Hans Albert replied on 11 March: “From here it was not easy to obtain something from my father, since he is very peculiar in this respect. Also, I was delayed by relocation, influenza, and a death in the family. I ask you, therefore, to excuse the delay, and I hope I can satisfy your request with the attached piece of writing.”
The card was written at the apogee of Einstein’s fame. Three days earlier, the Prussian Academy of Sciences had published a six-page paper by him (Proc. Pruss. Acad. Sci., 1929, p. 2) about unifying gravity and electromagnetism. The paper made headlines worldwide.
Berlin–Charlottenburg, 2 February 1929
Dear Albert:
I’m glad that your profession gives you so much satisfaction. Let me know what expenses you had for the piano so I can reimburse you. I wasn’t able to [cover the moving expenses] from here. I like this piano. These things have become quite expensive. We got it in a small store. It was a unique opportunity. To find something like that, one has to search all the smaller stores, read ads, phone around, negotiate.

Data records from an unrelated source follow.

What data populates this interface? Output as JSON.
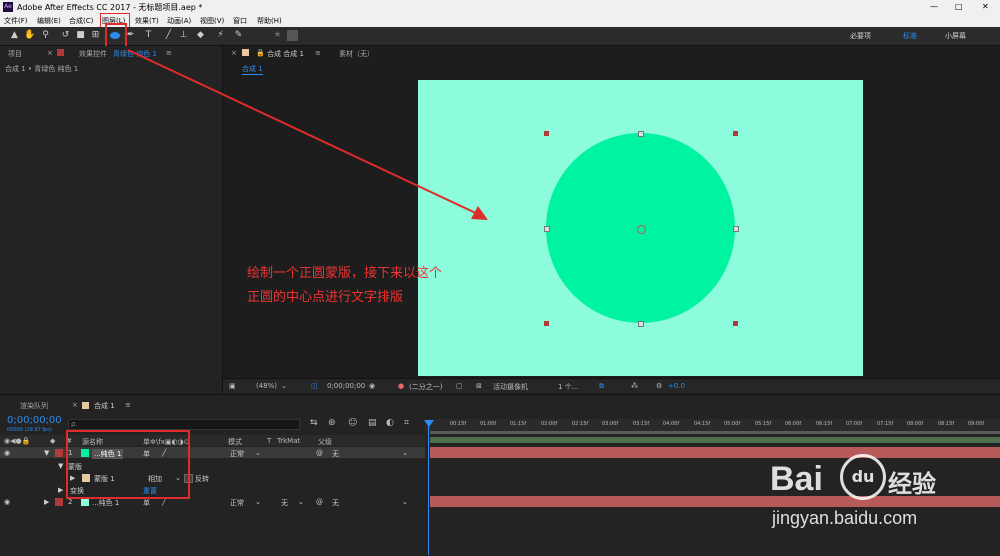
{
  "app": {
    "title": "Adobe After Effects CC 2017 - 无标题项目.aep *",
    "logo": "Ae",
    "window_buttons": [
      "—",
      "□",
      "✕"
    ]
  },
  "menu": [
    "文件(F)",
    "编辑(E)",
    "合成(C)",
    "图层(L)",
    "效果(T)",
    "动画(A)",
    "视图(V)",
    "窗口",
    "帮助(H)"
  ],
  "toolbar": {
    "icons": [
      "selection-tool-icon",
      "hand-tool-icon",
      "zoom-tool-icon",
      "rotate-tool-icon",
      "camera-tool-icon",
      "pan-behind-tool-icon",
      "ellipse-tool-icon",
      "pen-tool-icon",
      "text-tool-icon",
      "brush-tool-icon",
      "clone-stamp-tool-icon",
      "eraser-tool-icon",
      "roto-brush-tool-icon",
      "puppet-pin-tool-icon"
    ],
    "text_tool": "T",
    "workspaces": [
      "必要项",
      "标准",
      "小屏幕"
    ],
    "accent": "#2d8cf0"
  },
  "left_panel": {
    "tabs": [
      "项目",
      "效果控件",
      "青绿色 纯色 1"
    ],
    "breadcrumb": "合成 1 • 青绿色 纯色 1"
  },
  "comp_panel": {
    "tab": "合成 合成 1",
    "footage_tab": "素材（无）",
    "subtab": "合成 1",
    "canvas_color": "#8dfcdc",
    "circle_color": "#00f3a0"
  },
  "annotation": {
    "line1": "绘制一个正圆蒙版，接下来以这个",
    "line2": "正圆的中心点进行文字排版",
    "color": "#e33333"
  },
  "viewer_bar": {
    "zoom": "(48%)",
    "timecode": "0;00;00;00",
    "resolution": "(二分之一)",
    "camera": "活动摄像机",
    "views": "1 个...",
    "exposure": "+0.0"
  },
  "timeline": {
    "tabs": [
      "渲染队列",
      "合成 1"
    ],
    "timecode": "0;00;00;00",
    "fps": "00000 (29.97 fps)",
    "search_placeholder": "ρ.",
    "ticks": [
      "00:15f",
      "01:00f",
      "01:15f",
      "02:00f",
      "02:15f",
      "03:00f",
      "03:15f",
      "04:00f",
      "04:15f",
      "05:00f",
      "05:15f",
      "06:00f",
      "06:15f",
      "07:00f",
      "07:15f",
      "08:00f",
      "08:15f",
      "09:00f"
    ],
    "columns": {
      "source": "源名称",
      "mode": "模式",
      "t": "T",
      "trkmat": "TrkMat",
      "parent": "父级"
    },
    "layers": [
      {
        "num": "1",
        "name": "...纯色 1",
        "mode": "正常",
        "trkmat": "",
        "parent": "无",
        "color": "#00f3a0"
      },
      {
        "num": "2",
        "name": "...纯色 1",
        "mode": "正常",
        "trkmat": "无",
        "parent": "无",
        "color": "#8dfcdc"
      }
    ],
    "mask_group": "蒙版",
    "mask_name": "蒙版 1",
    "mask_mode": "相加",
    "mask_invert": "反转",
    "transform": "变换",
    "transform_reset": "重置"
  },
  "watermark": {
    "brand": "Bai",
    "paw": "du",
    "jingyan": "经验",
    "url": "jingyan.baidu.com"
  }
}
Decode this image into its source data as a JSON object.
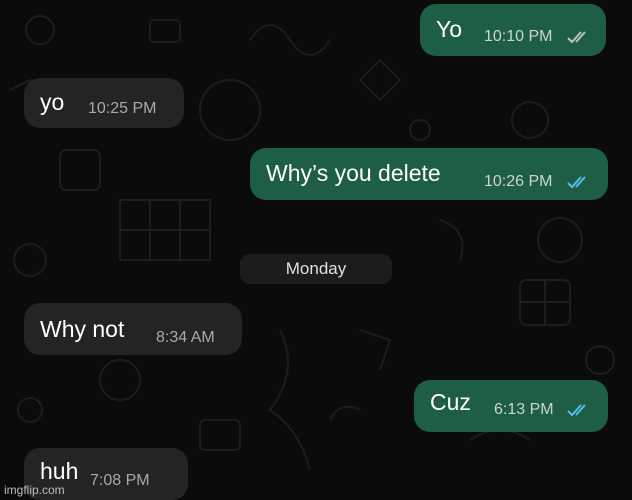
{
  "messages": [
    {
      "text": "Yo",
      "time": "10:10 PM",
      "direction": "outgoing",
      "read": "grey"
    },
    {
      "text": "yo",
      "time": "10:25 PM",
      "direction": "incoming"
    },
    {
      "text": "Why’s you delete",
      "time": "10:26 PM",
      "direction": "outgoing",
      "read": "blue"
    },
    {
      "text": "Why not",
      "time": "8:34 AM",
      "direction": "incoming"
    },
    {
      "text": "Cuz",
      "time": "6:13 PM",
      "direction": "outgoing",
      "read": "blue"
    },
    {
      "text": "huh",
      "time": "7:08 PM",
      "direction": "incoming"
    }
  ],
  "date_separator": "Monday",
  "watermark": "imgflip.com",
  "colors": {
    "outgoing_bubble": "#1e5e45",
    "incoming_bubble": "#242424",
    "read_tick_blue": "#53bdeb",
    "delivered_tick_grey": "#b8c4be",
    "background": "#0b0b0b"
  }
}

My heartfelt condolence to your wife [Frieda] on her great loss. We’re buying a small summer house in Ferch near Berlin, where the sailing is lovely. This will also be good for you both. We want to live there like gypsies from May till September.
You can pass on this postcard as an autograph.
Love,
Your Papa.
Einstein never did buy the summer house in Ferch, a lakeside town 12 km southwest of the Berlin suburb of Potsdam. As far as I know, his plan to buy a house just six weeks before the City of Berlin offered to give him one as a 50th birthday present is not mentioned in the standard Einstein literature. He apparently dropped that plan and accepted the mayor’s offer. But the offer turned into such a bizarre comedy of errors, bureaucratic incompetence, and local politics that Einstein finally turned it down and built a house on his own, in Caputh near Ferch.